Vendor hopes six-month investigation can help shore up defenses against common attacks in industrial environments
Security vendor Trend Micro this week announced the results of a six-month project that lured attackers and financially motivated fraudsters to a sophisticated Operational Technology (OT) honeypot posing as an industrial factory.
The Lowdown: Over the course of the investigation, Trend Micro analysts saw the honeypot compromised by mostly common threats, including cryptocurrency mining and two separate ransomware attacks. The spurious system was also exploited by attackers perpetrating consumer fraud, investigators said.
The Details: To better understand attacks targeting industrial control system (ICS) environments, Trend Micro Research created a realistic industrial prototyping company. The honeypot consisted of real ICS hardware and a mix of physical hosts and virtual machines to run the factory, which included several programmable logic controllers (PLCs), human machine interfaces (HMIs), separate robotic and engineering workstations, and a file server.

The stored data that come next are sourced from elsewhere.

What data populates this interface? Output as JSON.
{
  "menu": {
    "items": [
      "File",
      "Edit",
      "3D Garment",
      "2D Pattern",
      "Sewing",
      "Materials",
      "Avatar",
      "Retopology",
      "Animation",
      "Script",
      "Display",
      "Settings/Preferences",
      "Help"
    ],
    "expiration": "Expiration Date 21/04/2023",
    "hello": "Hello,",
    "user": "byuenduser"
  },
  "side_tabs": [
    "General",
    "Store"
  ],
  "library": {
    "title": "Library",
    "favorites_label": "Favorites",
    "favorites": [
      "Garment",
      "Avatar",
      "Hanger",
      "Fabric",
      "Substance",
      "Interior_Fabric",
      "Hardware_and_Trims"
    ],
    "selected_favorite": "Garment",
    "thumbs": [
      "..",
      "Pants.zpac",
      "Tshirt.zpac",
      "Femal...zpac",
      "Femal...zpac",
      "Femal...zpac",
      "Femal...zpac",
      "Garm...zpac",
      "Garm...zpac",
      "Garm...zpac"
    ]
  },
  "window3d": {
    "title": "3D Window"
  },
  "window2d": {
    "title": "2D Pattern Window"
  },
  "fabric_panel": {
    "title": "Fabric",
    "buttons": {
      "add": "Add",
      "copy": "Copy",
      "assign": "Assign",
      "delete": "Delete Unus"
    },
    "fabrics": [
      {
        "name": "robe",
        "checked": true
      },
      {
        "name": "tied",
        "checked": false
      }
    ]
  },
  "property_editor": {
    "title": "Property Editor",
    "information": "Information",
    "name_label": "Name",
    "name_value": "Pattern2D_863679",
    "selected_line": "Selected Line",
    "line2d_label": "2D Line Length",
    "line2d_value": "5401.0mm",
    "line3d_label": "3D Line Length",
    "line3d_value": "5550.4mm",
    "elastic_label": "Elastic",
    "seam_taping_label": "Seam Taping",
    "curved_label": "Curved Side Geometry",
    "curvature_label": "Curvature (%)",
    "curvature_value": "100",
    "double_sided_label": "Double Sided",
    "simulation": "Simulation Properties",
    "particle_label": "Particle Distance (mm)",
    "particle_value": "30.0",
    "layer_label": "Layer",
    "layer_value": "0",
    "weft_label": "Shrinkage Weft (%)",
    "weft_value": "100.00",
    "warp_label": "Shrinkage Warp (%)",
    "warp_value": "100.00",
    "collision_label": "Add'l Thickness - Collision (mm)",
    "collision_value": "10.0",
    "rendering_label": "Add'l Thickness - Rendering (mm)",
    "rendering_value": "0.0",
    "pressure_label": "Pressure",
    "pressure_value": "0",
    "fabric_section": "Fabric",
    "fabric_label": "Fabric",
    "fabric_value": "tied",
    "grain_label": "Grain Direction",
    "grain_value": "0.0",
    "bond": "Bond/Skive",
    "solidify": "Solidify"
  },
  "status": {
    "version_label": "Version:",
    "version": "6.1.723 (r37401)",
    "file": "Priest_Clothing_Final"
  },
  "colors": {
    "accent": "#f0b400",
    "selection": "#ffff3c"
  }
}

The Impact: Based on the results of the investigation, Trend Micro suggests smart factory owners minimize the number of ports they leave open and tighten access control policies, among other cybersecurity best practices.
The Buzz: “Too often, discussion of cyberthreats to ICS has been confined to highly sophisticated, nation-state-level attacks designed to sabotage key processes. While these do present a risk to Industry 4.0, our research proves that more commonplace threats are more likely,” said Greg Young, vice president of cybersecurity at Trend Micro. “Owners of smaller factories and industrial plants should therefore not assume that criminals will leave them alone. A lack of basic protections can open the door to a relatively straightforward ransomware or cryptojacking attack that could have serious consequences for the bottom line.”